Danone is meeting with New England and New York organic dairy leaders sometime this week as the effort to save 89 dairy farms from losing their contracts heats up.
Ed Maltby, executive director of the Northeast Organic Dairy Producers Alliance, confirmed that a virtual meeting would take place between the company and organic dairy leaders, but he did not go into detail on what would be discussed.
The meeting will take place months after Danone, which owns the Horizon Organic label, announced that it was dropping 89 producers in New England and eastern New York state, citing growing transportation and operational challenges.
Heat is on
State ag leaders across the region have started discussions on how to help save the affected farms. And just last week, a group of 11 regional organic farming and consumer groups submitted a complaint to B Lab, which sets the standard for national B Corporations, asking it to investigate Danone for breaching the B Corp.’s community core values.

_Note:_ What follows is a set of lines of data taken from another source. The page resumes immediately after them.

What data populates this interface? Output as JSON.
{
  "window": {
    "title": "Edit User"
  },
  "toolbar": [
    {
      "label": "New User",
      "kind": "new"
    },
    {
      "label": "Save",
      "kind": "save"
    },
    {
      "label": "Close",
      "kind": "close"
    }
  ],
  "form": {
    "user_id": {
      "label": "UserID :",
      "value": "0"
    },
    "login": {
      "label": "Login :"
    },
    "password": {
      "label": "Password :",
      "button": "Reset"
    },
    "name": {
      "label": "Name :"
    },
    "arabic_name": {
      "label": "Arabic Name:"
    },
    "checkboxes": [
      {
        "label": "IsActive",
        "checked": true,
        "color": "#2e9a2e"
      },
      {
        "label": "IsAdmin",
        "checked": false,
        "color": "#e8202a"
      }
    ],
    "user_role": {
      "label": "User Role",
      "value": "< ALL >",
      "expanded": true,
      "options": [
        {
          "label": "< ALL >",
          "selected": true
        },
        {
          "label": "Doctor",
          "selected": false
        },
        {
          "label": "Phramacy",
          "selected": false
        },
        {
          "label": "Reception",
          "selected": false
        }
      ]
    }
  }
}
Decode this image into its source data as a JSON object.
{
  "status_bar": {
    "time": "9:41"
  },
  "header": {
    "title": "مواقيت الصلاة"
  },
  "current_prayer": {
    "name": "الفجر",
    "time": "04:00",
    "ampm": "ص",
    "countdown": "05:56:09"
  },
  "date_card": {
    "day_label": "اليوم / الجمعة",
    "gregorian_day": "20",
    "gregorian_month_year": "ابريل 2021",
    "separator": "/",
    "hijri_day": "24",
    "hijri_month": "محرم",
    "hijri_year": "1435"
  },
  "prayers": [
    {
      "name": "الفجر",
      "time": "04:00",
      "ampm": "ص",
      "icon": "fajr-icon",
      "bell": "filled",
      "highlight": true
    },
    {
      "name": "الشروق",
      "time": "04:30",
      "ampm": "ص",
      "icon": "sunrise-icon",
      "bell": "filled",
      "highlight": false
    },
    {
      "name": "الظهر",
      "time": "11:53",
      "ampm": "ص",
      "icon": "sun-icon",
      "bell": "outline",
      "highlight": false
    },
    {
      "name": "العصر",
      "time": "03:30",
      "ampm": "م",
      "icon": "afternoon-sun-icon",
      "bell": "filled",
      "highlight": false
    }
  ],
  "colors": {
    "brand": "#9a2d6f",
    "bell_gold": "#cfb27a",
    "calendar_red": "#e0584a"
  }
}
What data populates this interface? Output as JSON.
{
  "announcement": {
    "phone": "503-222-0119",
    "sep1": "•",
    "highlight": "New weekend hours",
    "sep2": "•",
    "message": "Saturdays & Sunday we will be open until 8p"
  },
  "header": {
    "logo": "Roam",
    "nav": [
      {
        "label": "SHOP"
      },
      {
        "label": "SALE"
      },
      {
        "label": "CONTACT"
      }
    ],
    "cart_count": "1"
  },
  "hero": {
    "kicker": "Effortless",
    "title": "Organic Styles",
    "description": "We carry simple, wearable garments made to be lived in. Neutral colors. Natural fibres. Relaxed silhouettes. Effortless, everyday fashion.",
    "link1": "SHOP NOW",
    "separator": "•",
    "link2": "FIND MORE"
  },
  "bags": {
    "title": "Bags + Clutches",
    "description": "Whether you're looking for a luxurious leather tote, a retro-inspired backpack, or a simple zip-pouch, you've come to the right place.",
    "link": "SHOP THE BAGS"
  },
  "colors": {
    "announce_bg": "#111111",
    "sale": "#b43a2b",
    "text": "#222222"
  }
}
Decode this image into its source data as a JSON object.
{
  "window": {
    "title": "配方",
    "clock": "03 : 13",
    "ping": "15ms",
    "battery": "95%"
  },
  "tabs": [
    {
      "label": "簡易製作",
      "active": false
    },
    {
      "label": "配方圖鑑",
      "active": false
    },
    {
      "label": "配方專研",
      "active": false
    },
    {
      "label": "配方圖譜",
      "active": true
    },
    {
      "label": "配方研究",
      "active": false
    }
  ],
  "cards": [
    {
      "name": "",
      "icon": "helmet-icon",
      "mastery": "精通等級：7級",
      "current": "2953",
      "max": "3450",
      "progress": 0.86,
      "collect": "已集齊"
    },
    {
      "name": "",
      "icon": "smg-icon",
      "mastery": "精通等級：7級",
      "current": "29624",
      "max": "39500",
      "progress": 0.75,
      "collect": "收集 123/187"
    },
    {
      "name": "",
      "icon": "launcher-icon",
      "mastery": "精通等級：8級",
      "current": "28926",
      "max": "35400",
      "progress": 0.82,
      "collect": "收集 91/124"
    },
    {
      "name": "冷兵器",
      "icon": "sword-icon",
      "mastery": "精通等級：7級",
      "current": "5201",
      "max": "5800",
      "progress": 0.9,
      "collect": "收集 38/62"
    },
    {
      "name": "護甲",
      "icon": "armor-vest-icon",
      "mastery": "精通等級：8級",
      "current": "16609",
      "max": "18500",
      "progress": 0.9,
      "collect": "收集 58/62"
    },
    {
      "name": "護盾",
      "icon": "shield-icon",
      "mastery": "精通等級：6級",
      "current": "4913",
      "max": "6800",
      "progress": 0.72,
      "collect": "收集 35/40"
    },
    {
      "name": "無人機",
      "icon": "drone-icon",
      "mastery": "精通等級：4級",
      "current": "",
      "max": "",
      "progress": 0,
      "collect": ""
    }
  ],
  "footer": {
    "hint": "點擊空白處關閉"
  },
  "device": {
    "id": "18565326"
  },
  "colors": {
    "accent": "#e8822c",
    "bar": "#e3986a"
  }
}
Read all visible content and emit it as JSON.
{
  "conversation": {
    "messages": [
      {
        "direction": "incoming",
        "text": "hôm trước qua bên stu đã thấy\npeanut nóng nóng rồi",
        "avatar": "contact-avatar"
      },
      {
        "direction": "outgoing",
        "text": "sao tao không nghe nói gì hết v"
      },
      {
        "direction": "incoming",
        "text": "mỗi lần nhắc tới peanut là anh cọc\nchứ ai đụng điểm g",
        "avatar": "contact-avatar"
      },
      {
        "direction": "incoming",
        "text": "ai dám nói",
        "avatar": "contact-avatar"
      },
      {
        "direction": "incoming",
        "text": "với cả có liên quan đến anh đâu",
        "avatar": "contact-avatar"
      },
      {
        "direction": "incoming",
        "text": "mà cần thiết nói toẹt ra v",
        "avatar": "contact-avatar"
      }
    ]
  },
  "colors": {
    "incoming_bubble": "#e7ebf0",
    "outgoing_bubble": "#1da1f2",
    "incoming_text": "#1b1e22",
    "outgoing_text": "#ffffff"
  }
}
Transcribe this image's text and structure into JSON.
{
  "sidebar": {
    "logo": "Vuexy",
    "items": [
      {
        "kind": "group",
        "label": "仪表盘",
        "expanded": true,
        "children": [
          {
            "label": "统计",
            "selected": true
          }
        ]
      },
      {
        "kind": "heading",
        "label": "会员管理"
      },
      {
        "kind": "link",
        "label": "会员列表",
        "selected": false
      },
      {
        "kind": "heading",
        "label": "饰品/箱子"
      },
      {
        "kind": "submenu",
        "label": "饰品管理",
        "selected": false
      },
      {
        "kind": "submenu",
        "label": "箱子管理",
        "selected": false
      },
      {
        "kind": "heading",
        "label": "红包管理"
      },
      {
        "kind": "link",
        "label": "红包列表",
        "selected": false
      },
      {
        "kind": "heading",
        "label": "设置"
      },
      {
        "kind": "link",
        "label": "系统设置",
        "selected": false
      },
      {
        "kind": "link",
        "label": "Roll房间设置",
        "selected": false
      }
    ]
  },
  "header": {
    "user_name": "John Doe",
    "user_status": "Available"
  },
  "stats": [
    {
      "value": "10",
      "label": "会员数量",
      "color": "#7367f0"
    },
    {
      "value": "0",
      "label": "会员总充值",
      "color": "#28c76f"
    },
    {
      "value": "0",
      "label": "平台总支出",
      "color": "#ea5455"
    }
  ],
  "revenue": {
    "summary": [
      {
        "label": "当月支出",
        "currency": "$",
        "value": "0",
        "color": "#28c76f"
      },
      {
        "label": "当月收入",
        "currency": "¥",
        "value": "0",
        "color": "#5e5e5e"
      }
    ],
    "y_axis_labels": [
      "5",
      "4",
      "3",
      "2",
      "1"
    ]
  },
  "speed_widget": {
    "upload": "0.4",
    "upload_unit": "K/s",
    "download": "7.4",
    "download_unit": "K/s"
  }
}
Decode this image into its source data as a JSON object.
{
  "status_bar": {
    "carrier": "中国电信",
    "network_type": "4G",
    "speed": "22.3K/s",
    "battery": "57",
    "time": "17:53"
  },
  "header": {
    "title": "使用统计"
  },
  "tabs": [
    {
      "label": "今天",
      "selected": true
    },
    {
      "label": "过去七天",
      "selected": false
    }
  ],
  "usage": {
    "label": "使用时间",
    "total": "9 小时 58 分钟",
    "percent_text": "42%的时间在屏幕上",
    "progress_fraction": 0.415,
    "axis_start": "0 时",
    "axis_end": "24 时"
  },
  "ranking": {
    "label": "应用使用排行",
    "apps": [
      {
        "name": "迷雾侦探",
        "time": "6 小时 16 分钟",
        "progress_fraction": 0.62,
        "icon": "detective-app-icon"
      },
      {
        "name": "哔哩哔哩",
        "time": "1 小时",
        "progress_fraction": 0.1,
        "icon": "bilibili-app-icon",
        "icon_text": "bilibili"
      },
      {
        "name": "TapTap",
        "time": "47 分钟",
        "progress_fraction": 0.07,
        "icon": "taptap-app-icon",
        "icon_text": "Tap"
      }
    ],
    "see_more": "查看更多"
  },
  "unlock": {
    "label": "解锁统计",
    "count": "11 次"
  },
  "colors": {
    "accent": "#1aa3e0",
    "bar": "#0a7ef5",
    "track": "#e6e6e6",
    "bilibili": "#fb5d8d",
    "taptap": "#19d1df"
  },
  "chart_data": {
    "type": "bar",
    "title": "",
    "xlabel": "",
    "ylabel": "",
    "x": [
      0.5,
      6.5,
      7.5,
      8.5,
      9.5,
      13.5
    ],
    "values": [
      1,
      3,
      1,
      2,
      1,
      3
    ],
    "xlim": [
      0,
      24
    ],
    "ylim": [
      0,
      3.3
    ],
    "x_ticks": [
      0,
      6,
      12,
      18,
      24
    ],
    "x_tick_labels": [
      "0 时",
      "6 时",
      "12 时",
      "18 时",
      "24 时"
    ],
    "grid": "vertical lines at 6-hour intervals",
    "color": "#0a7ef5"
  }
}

“Danone N.A.’s decision to abruptly sever contracts with an entire U.S. region affecting 89 family farms was one based solely on maximizing profits, regardless of the devastating consequences for their suppliers’ families and rural communities,” the complaint says. “This action ignores the decades of corporate profits gained from the work of these independent dairy farms and the social reputational benefits they helped the company earn from consumers. This abrupt action directly violates a commitment to conducting their business as if people and place mattered. It also violates Danone N.A.’s corporate declaration to aspire to do no harm and benefit all through their products, practices and profits.”
Stripping Danone of its B Corp. status would be potentially damaging to the company’s reputation. But the U.S. Chamber of Commerce notes that B Corporations don’t enjoy special tax benefits under the U.S. tax code.
What is a B Corp.?
According to the U.S. Chamber of Commerce, a B Corp. is a for-profit corporation that is driven by both mission and profit. Shareholders hold the company accountable to produce a financial profit, as well as some sort of public benefit.
Companies that are registered as a B Corp. must achieve a minimum score on the B Impact Assessment. This assessment is an evaluation of the company’s effect on its workers, customers, community and environment.
The organic farming groups have also activated a live petition submitting signatures every two weeks to B Lab.
Complicated history
Horizon Organic and Danone have a complicated history in New England. Horizon, operating as an independent company, bought The Organic Cow brand from the H.P. Hood Co. of Massachusetts in 1999. The Organic Cow, according to Food Ingredients Online, was the first major organic dairy in New England selling milk, ice cream, cottage cheese, sour cream and butter.
Horizon was bought by Dean Foods in 2004 and became part of the spun-off WhiteWave in the mid-2010s.
Danone, meanwhile, came onto the New England scene when it bought New Hampshire’s Stonyfield Organic in 2001, but then sold off Stonyfield when it decided that it wanted to buy the much larger WhiteWave in 2017.
Since then, Lactalis, the second-largest dairy company in the world, bought Stonyfield, and Danone continues to own Horizon. Another complication, Maltby says, is that Organic Valley/CROPP Cooperative provides 80% of the fluid milk Stonyfield uses for its yogurt. The rest comes from limited direct contracts Stonyfield has with producers.
Stonyfield announced in October that it was looking to bring on some Horizon dairies, but nothing has been set in stone. It remains to be seen if Stonyfield will come through on its promise. So, in essence, the Organic Valley/CROPP Cooperative would be the only option for organic dairy farmers looking for a buyer unless something changes between now and August.
Lack of dairy infrastructure
Ultimately, Maltby says the long-term goal is to secure a long-term organic fluid contract with an existing plant, or to build a new organic milk plant likely in the capital region of New York state.
Most of the existing plants that do organic, he says, are already at capacity and are not accepting more fluid milk.
A new state-of-the-art plant, he says, would cost about $50 million to build and would likely have to be built in the capital region of New York state to make it feasible for long truck runs into more remote areas of Vermont, New Hampshire and Maine.
Another issue is balancing, Maltby says. If there is surplus organic fluid milk on the market at one time, the plant would have to be self-sufficient enough to take that surplus milk and sell it for shredded cheese, powder or some other product — because once it’s sold into the conventional market, the price plummets, even lower than Class IV prices at times, he says.